Presse
L'envolée des prix du papier, associée à la hausse du coût de l'énergie, confronte les éditeurs à une sévère augmentation de leurs charges.

Sur le front de la presse, la situation est tendue en cette fin d'année. En atteste l'arrêt du journal gratuit CNews, le 30 novembre 2021. Parmi les motifs de ce renoncement à l'impression de 760 000 exemplaires, le « coup fatal » d'une forte hausse du prix du papier. Les papetiers avaient imposé une première augmentation de l'ordre de 6 % à 20 % au 1er septembre. Elle s'est encore accrue. La raison ? La consommation globale du papier depuis quinze ans a baissé de 5 % par an et a donc été divisée par deux. La filière s'est réorganisée autour de la production de carton, qui augmente de 7 % par an, pour satisfaire l'e-commerce notamment. Et il n'existe plus en France qu'une usine de papier journal.

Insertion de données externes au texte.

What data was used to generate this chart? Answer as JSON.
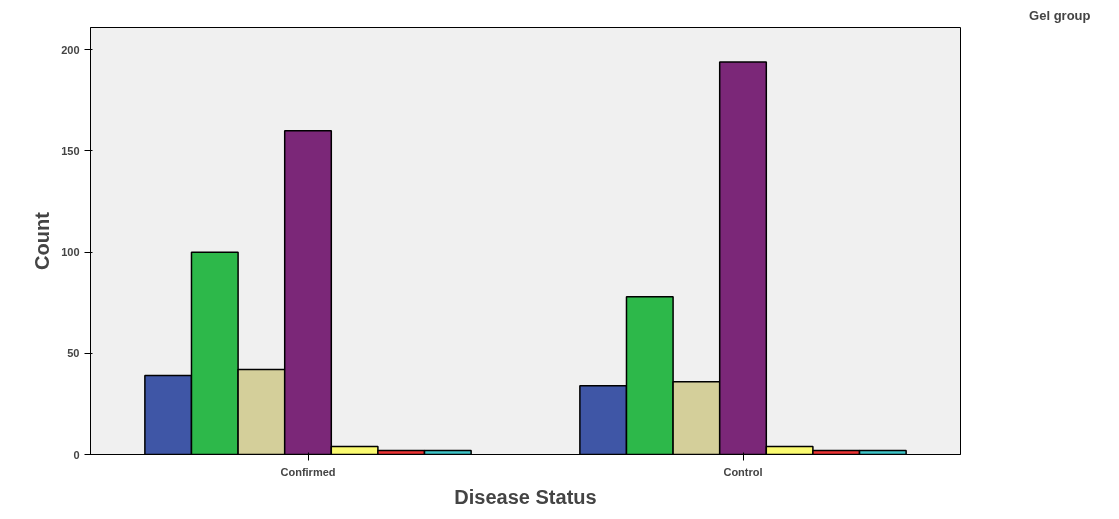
{
  "chart_data": {
    "type": "bar",
    "xlabel": "Disease Status",
    "ylabel": "Count",
    "legend_title": "Gel group",
    "categories": [
      "Confirmed",
      "Control"
    ],
    "series": [
      {
        "color": "#3f56a6",
        "values": [
          39,
          34
        ]
      },
      {
        "color": "#2db84a",
        "values": [
          100,
          78
        ]
      },
      {
        "color": "#d4cf9a",
        "values": [
          42,
          36
        ]
      },
      {
        "color": "#7b2778",
        "values": [
          160,
          194
        ]
      },
      {
        "color": "#fafa70",
        "values": [
          4,
          4
        ]
      },
      {
        "color": "#ee3333",
        "values": [
          2,
          2
        ]
      },
      {
        "color": "#3fc5c9",
        "values": [
          2,
          2
        ]
      }
    ],
    "ylim": [
      0,
      211
    ],
    "yticks": [
      0,
      50,
      100,
      150,
      200
    ],
    "grid": false
  }
}
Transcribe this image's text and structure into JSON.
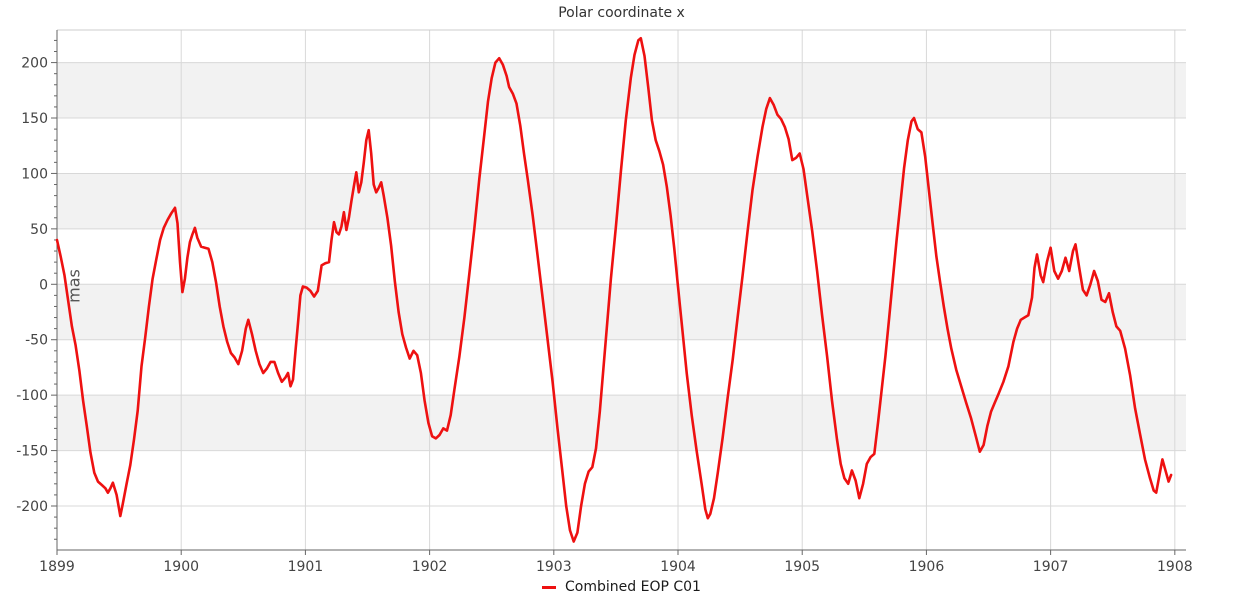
{
  "chart_data": {
    "type": "line",
    "title": "Polar coordinate x",
    "ylabel": "mas",
    "xlabel": "",
    "xlim": [
      1899,
      1908.09
    ],
    "ylim": [
      -239.7,
      229.4
    ],
    "x_ticks": [
      1899,
      1900,
      1901,
      1902,
      1903,
      1904,
      1905,
      1906,
      1907,
      1908
    ],
    "y_ticks": [
      -200,
      -150,
      -100,
      -50,
      0,
      50,
      100,
      150,
      200
    ],
    "y_minor_step": 10,
    "grid": true,
    "legend_position": "bottom-center",
    "colors": {
      "line": "#ee1111",
      "grid": "#d8d8d8",
      "band": "#f2f2f2",
      "spine": "#666666",
      "top_border": "#cccccc",
      "tick_label": "#444444",
      "title": "#333333"
    },
    "series": [
      {
        "name": "Combined EOP C01",
        "color": "#ee1111",
        "points": [
          [
            1899.0,
            40
          ],
          [
            1899.03,
            25
          ],
          [
            1899.06,
            8
          ],
          [
            1899.09,
            -15
          ],
          [
            1899.12,
            -38
          ],
          [
            1899.15,
            -55
          ],
          [
            1899.18,
            -78
          ],
          [
            1899.21,
            -105
          ],
          [
            1899.24,
            -128
          ],
          [
            1899.27,
            -152
          ],
          [
            1899.3,
            -170
          ],
          [
            1899.33,
            -178
          ],
          [
            1899.36,
            -181
          ],
          [
            1899.39,
            -184
          ],
          [
            1899.41,
            -188
          ],
          [
            1899.43,
            -184
          ],
          [
            1899.45,
            -179
          ],
          [
            1899.48,
            -190
          ],
          [
            1899.51,
            -209
          ],
          [
            1899.53,
            -198
          ],
          [
            1899.56,
            -180
          ],
          [
            1899.59,
            -163
          ],
          [
            1899.62,
            -140
          ],
          [
            1899.65,
            -114
          ],
          [
            1899.68,
            -74
          ],
          [
            1899.71,
            -48
          ],
          [
            1899.74,
            -20
          ],
          [
            1899.77,
            5
          ],
          [
            1899.8,
            23
          ],
          [
            1899.83,
            40
          ],
          [
            1899.86,
            51
          ],
          [
            1899.89,
            58
          ],
          [
            1899.92,
            64
          ],
          [
            1899.95,
            69
          ],
          [
            1899.97,
            55
          ],
          [
            1899.99,
            20
          ],
          [
            1900.01,
            -7
          ],
          [
            1900.03,
            5
          ],
          [
            1900.05,
            24
          ],
          [
            1900.07,
            38
          ],
          [
            1900.09,
            45
          ],
          [
            1900.11,
            51
          ],
          [
            1900.13,
            42
          ],
          [
            1900.16,
            34
          ],
          [
            1900.19,
            33
          ],
          [
            1900.22,
            32
          ],
          [
            1900.25,
            20
          ],
          [
            1900.28,
            2
          ],
          [
            1900.31,
            -20
          ],
          [
            1900.34,
            -38
          ],
          [
            1900.37,
            -52
          ],
          [
            1900.4,
            -62
          ],
          [
            1900.43,
            -66
          ],
          [
            1900.46,
            -72
          ],
          [
            1900.49,
            -60
          ],
          [
            1900.52,
            -40
          ],
          [
            1900.54,
            -32
          ],
          [
            1900.57,
            -45
          ],
          [
            1900.6,
            -60
          ],
          [
            1900.63,
            -72
          ],
          [
            1900.66,
            -80
          ],
          [
            1900.69,
            -76
          ],
          [
            1900.72,
            -70
          ],
          [
            1900.75,
            -70
          ],
          [
            1900.78,
            -80
          ],
          [
            1900.81,
            -88
          ],
          [
            1900.84,
            -84
          ],
          [
            1900.86,
            -80
          ],
          [
            1900.88,
            -92
          ],
          [
            1900.9,
            -86
          ],
          [
            1900.92,
            -60
          ],
          [
            1900.94,
            -35
          ],
          [
            1900.96,
            -10
          ],
          [
            1900.98,
            -2
          ],
          [
            1901.01,
            -3
          ],
          [
            1901.04,
            -6
          ],
          [
            1901.07,
            -11
          ],
          [
            1901.1,
            -6
          ],
          [
            1901.13,
            17
          ],
          [
            1901.16,
            19
          ],
          [
            1901.19,
            20
          ],
          [
            1901.21,
            40
          ],
          [
            1901.23,
            56
          ],
          [
            1901.25,
            47
          ],
          [
            1901.27,
            45
          ],
          [
            1901.29,
            52
          ],
          [
            1901.31,
            65
          ],
          [
            1901.33,
            49
          ],
          [
            1901.35,
            60
          ],
          [
            1901.37,
            75
          ],
          [
            1901.39,
            88
          ],
          [
            1901.41,
            101
          ],
          [
            1901.43,
            83
          ],
          [
            1901.45,
            92
          ],
          [
            1901.47,
            110
          ],
          [
            1901.49,
            130
          ],
          [
            1901.51,
            139
          ],
          [
            1901.53,
            118
          ],
          [
            1901.55,
            90
          ],
          [
            1901.57,
            83
          ],
          [
            1901.59,
            87
          ],
          [
            1901.61,
            92
          ],
          [
            1901.63,
            80
          ],
          [
            1901.66,
            60
          ],
          [
            1901.69,
            35
          ],
          [
            1901.72,
            3
          ],
          [
            1901.75,
            -25
          ],
          [
            1901.78,
            -45
          ],
          [
            1901.81,
            -57
          ],
          [
            1901.84,
            -67
          ],
          [
            1901.87,
            -60
          ],
          [
            1901.9,
            -64
          ],
          [
            1901.93,
            -80
          ],
          [
            1901.96,
            -105
          ],
          [
            1901.99,
            -125
          ],
          [
            1902.02,
            -137
          ],
          [
            1902.05,
            -139
          ],
          [
            1902.08,
            -136
          ],
          [
            1902.11,
            -130
          ],
          [
            1902.14,
            -132
          ],
          [
            1902.17,
            -118
          ],
          [
            1902.2,
            -95
          ],
          [
            1902.24,
            -65
          ],
          [
            1902.28,
            -30
          ],
          [
            1902.32,
            10
          ],
          [
            1902.36,
            50
          ],
          [
            1902.4,
            95
          ],
          [
            1902.44,
            135
          ],
          [
            1902.47,
            165
          ],
          [
            1902.5,
            186
          ],
          [
            1902.53,
            200
          ],
          [
            1902.56,
            204
          ],
          [
            1902.59,
            198
          ],
          [
            1902.62,
            188
          ],
          [
            1902.64,
            178
          ],
          [
            1902.67,
            172
          ],
          [
            1902.7,
            163
          ],
          [
            1902.73,
            143
          ],
          [
            1902.76,
            118
          ],
          [
            1902.79,
            95
          ],
          [
            1902.83,
            62
          ],
          [
            1902.87,
            25
          ],
          [
            1902.91,
            -12
          ],
          [
            1902.95,
            -50
          ],
          [
            1902.99,
            -88
          ],
          [
            1903.03,
            -130
          ],
          [
            1903.07,
            -170
          ],
          [
            1903.1,
            -200
          ],
          [
            1903.13,
            -222
          ],
          [
            1903.16,
            -232
          ],
          [
            1903.19,
            -224
          ],
          [
            1903.22,
            -200
          ],
          [
            1903.25,
            -180
          ],
          [
            1903.28,
            -169
          ],
          [
            1903.31,
            -165
          ],
          [
            1903.34,
            -148
          ],
          [
            1903.37,
            -115
          ],
          [
            1903.4,
            -75
          ],
          [
            1903.43,
            -35
          ],
          [
            1903.46,
            5
          ],
          [
            1903.5,
            52
          ],
          [
            1903.54,
            102
          ],
          [
            1903.58,
            148
          ],
          [
            1903.62,
            186
          ],
          [
            1903.65,
            207
          ],
          [
            1903.68,
            220
          ],
          [
            1903.7,
            222
          ],
          [
            1903.73,
            206
          ],
          [
            1903.76,
            178
          ],
          [
            1903.79,
            148
          ],
          [
            1903.82,
            130
          ],
          [
            1903.85,
            120
          ],
          [
            1903.88,
            108
          ],
          [
            1903.91,
            88
          ],
          [
            1903.94,
            62
          ],
          [
            1903.97,
            32
          ],
          [
            1904.0,
            -2
          ],
          [
            1904.03,
            -35
          ],
          [
            1904.07,
            -80
          ],
          [
            1904.11,
            -118
          ],
          [
            1904.15,
            -150
          ],
          [
            1904.19,
            -180
          ],
          [
            1904.22,
            -203
          ],
          [
            1904.24,
            -211
          ],
          [
            1904.26,
            -207
          ],
          [
            1904.29,
            -193
          ],
          [
            1904.32,
            -170
          ],
          [
            1904.36,
            -138
          ],
          [
            1904.4,
            -102
          ],
          [
            1904.44,
            -68
          ],
          [
            1904.48,
            -30
          ],
          [
            1904.52,
            8
          ],
          [
            1904.56,
            48
          ],
          [
            1904.6,
            85
          ],
          [
            1904.64,
            115
          ],
          [
            1904.68,
            142
          ],
          [
            1904.71,
            158
          ],
          [
            1904.74,
            168
          ],
          [
            1904.77,
            162
          ],
          [
            1904.8,
            153
          ],
          [
            1904.83,
            149
          ],
          [
            1904.86,
            142
          ],
          [
            1904.89,
            131
          ],
          [
            1904.92,
            112
          ],
          [
            1904.95,
            114
          ],
          [
            1904.98,
            118
          ],
          [
            1905.01,
            104
          ],
          [
            1905.04,
            80
          ],
          [
            1905.08,
            48
          ],
          [
            1905.12,
            12
          ],
          [
            1905.16,
            -28
          ],
          [
            1905.2,
            -65
          ],
          [
            1905.24,
            -105
          ],
          [
            1905.28,
            -140
          ],
          [
            1905.31,
            -162
          ],
          [
            1905.34,
            -175
          ],
          [
            1905.37,
            -180
          ],
          [
            1905.4,
            -168
          ],
          [
            1905.43,
            -177
          ],
          [
            1905.46,
            -193
          ],
          [
            1905.49,
            -180
          ],
          [
            1905.52,
            -162
          ],
          [
            1905.55,
            -156
          ],
          [
            1905.58,
            -153
          ],
          [
            1905.61,
            -125
          ],
          [
            1905.64,
            -95
          ],
          [
            1905.67,
            -65
          ],
          [
            1905.7,
            -30
          ],
          [
            1905.73,
            5
          ],
          [
            1905.76,
            40
          ],
          [
            1905.79,
            72
          ],
          [
            1905.82,
            105
          ],
          [
            1905.85,
            130
          ],
          [
            1905.88,
            147
          ],
          [
            1905.9,
            150
          ],
          [
            1905.93,
            140
          ],
          [
            1905.96,
            137
          ],
          [
            1905.99,
            115
          ],
          [
            1906.02,
            85
          ],
          [
            1906.05,
            55
          ],
          [
            1906.08,
            25
          ],
          [
            1906.11,
            2
          ],
          [
            1906.14,
            -20
          ],
          [
            1906.17,
            -40
          ],
          [
            1906.2,
            -58
          ],
          [
            1906.24,
            -77
          ],
          [
            1906.28,
            -92
          ],
          [
            1906.32,
            -107
          ],
          [
            1906.36,
            -121
          ],
          [
            1906.4,
            -138
          ],
          [
            1906.43,
            -151
          ],
          [
            1906.46,
            -145
          ],
          [
            1906.49,
            -128
          ],
          [
            1906.52,
            -115
          ],
          [
            1906.55,
            -107
          ],
          [
            1906.58,
            -99
          ],
          [
            1906.62,
            -88
          ],
          [
            1906.66,
            -74
          ],
          [
            1906.7,
            -52
          ],
          [
            1906.73,
            -40
          ],
          [
            1906.76,
            -32
          ],
          [
            1906.79,
            -30
          ],
          [
            1906.82,
            -28
          ],
          [
            1906.85,
            -12
          ],
          [
            1906.87,
            15
          ],
          [
            1906.89,
            27
          ],
          [
            1906.92,
            8
          ],
          [
            1906.94,
            2
          ],
          [
            1906.97,
            20
          ],
          [
            1907.0,
            33
          ],
          [
            1907.03,
            12
          ],
          [
            1907.06,
            5
          ],
          [
            1907.09,
            12
          ],
          [
            1907.12,
            24
          ],
          [
            1907.15,
            12
          ],
          [
            1907.18,
            30
          ],
          [
            1907.2,
            36
          ],
          [
            1907.23,
            15
          ],
          [
            1907.26,
            -5
          ],
          [
            1907.29,
            -10
          ],
          [
            1907.32,
            0
          ],
          [
            1907.35,
            12
          ],
          [
            1907.38,
            3
          ],
          [
            1907.41,
            -14
          ],
          [
            1907.44,
            -16
          ],
          [
            1907.47,
            -8
          ],
          [
            1907.5,
            -25
          ],
          [
            1907.53,
            -38
          ],
          [
            1907.56,
            -42
          ],
          [
            1907.6,
            -58
          ],
          [
            1907.64,
            -82
          ],
          [
            1907.68,
            -112
          ],
          [
            1907.72,
            -135
          ],
          [
            1907.76,
            -158
          ],
          [
            1907.8,
            -175
          ],
          [
            1907.83,
            -186
          ],
          [
            1907.85,
            -188
          ],
          [
            1907.88,
            -170
          ],
          [
            1907.9,
            -158
          ],
          [
            1907.93,
            -170
          ],
          [
            1907.95,
            -178
          ],
          [
            1907.97,
            -172
          ]
        ]
      }
    ]
  }
}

« On vit avec peu de stocks, ceux que notre surface financière nous permet d'avoir. Et l'on est en recherche de papier de manière plus active qu'habituellement, reconnaît Frédéric Daruty, président de 20 minutes. On est obligé de jongler entre davantage de papetiers et nos délais sont très courts. »

Une augmentation de 40 %

Qui dit pénurie dit flamblée des prix. « Nous n'avons pas de problème d'approvisionnement pour l'instant, observe Louis Dreyfus, président du directoire du groupe Le Monde. Mais l'augmentation du prix de la tonne de papier entre le 1er juillet 2012 et le 1er janvier 2022 est de 40 %. Cela est lié à la réduction du tiers des capacités de production en Europe au deuxième semestre 2021. Pour 2022, l'impact est de 4 millions d'euros pour notre groupe. Et cela se double d'une augmentation du prix du gaz et de l'électricité, multipliée par cinq entre 2020 et 2021, au cœur d'une production énergivore. »

Faut-il diminuer les paginations ? Augmenter les prix de vente ? Toutes les mesures sont à l'étude. « Nous ne réduirons pas la pagination du Monde, surtout en année présidentielle quand nos lecteurs attendent un renforcement éditorial, assure Louis Dreyfus. Mais nous sommes en réflexion sur la pagination pour les magazines et sur les prix de vente. » Le dossier est aussi brûlant du côté de Prisma Media, premier groupe de presse magazine. L'éditeur est en pleine négociation avec les papetiers, selon nos informations. Des pistes de réflexion que nous confirme Eric Carle, directeur Helio Print de Riccobono Imprimeurs : « Les stocks de vieux papiers qui servent à imprimer des journaux fabriqués avec du papier recyclé à près de 100 % ont été épuisés pendant les périodes de confinement. Pour 2022, les magazines pensent à diminuer leur pagination et leur volume de production, voir à changer de format pour optimiser leur consommation de papier. » Le print se paye au prix fort.

Le prospectus dans l'œil du cyclone

La crise du papier touche aussi le prospectus. À tel point qu’elle met en tension le retail. « Du fait de son efficacité ce média représente près de 50% des investissements marketing des grandes enseigne, et peut apporter 5 à 10% du chiffre d’affaires incrémental d’un magasin », précise Laurent Landel, CEO de Bonial France (Axel Springer). La pâte à papier compte pour 50 % du coût global de la réalisation d’un prospectus, par ailleurs visé par le dispositif « No Pub » de la loi Climat. De telles évolutions touchent au cœur du business model de magasins qui, au-delà des négociations, accélèrent leur stratégie de digitalisation.